Apropos Sex: ein Thema, das zu mannigfaltigen Überlegungen anregt. „Gibt es Latexanzüge für Kleinwüchsige?“ Rabatte für Stotterer an der Sex-Hotline? Wie ein Porno für Blinde nachgesprochen werden könnte, führt der Solist im dramatischen Duktus eines Fußballreporters gleich vor.
Ein Kritiker falscher Töne
Martin Fromme ist vielseitig, und das trägt das Programm. Den traurigen Behinderten aus der Privatfernseh-Doku gibt er so echt wie seinen naiven siamesischen Zwilling Günther. Mit bemerkenswerter Stimme singt er Pop oder Schnulzen, ist Entertainer und gleich darauf scharfer Kritiker falscher Töne, etwa wenn er der schmierigen „Bild“-Kolumne über den gelähmten „Wetten dass“--Springer Samuel Koch seine böse Replik entgegenschleudert.

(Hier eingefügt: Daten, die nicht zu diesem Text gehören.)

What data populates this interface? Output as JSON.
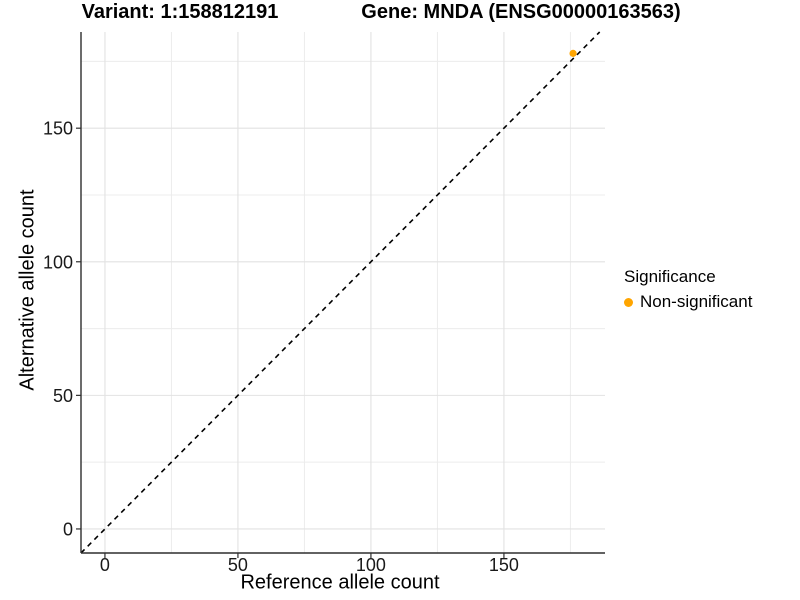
{
  "titles": {
    "variant": "Variant: 1:158812191",
    "gene": "Gene: MNDA (ENSG00000163563)"
  },
  "chart_data": {
    "type": "scatter",
    "title_left": "Variant: 1:158812191",
    "title_right": "Gene: MNDA (ENSG00000163563)",
    "xlabel": "Reference allele count",
    "ylabel": "Alternative allele count",
    "xlim": [
      -9,
      188
    ],
    "ylim": [
      -9,
      186
    ],
    "x_ticks": [
      0,
      50,
      100,
      150
    ],
    "y_ticks": [
      0,
      50,
      100,
      150
    ],
    "x_minor_ticks": [
      25,
      75,
      125,
      175
    ],
    "y_minor_ticks": [
      25,
      75,
      125,
      175
    ],
    "grid": true,
    "identity_line": {
      "style": "dashed",
      "color": "#000000",
      "from": -9,
      "to": 186
    },
    "series": [
      {
        "name": "Non-significant",
        "color": "#FFA500",
        "points": [
          {
            "x": 176,
            "y": 178
          }
        ]
      }
    ],
    "legend": {
      "title": "Significance",
      "position": "right",
      "items": [
        {
          "label": "Non-significant",
          "color": "#FFA500"
        }
      ]
    },
    "colors": {
      "grid_major": "#E2E2E2",
      "grid_minor": "#ECECEC",
      "axis_line": "#2E2E2E",
      "tick_text": "#1A1A1A"
    }
  }
}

Der Championsleague mag es geschuldet sein, dass der Theatersaal bei der Premiere nicht ausverkauft war. Verdient hätte das Programm mehr Zuschauer. Schon damit Martin Fromme Geld verdient. Alles andere, davon hat er den am Ende wild applaudierenden Saal überzeugt, wäre behindertenfeindlich.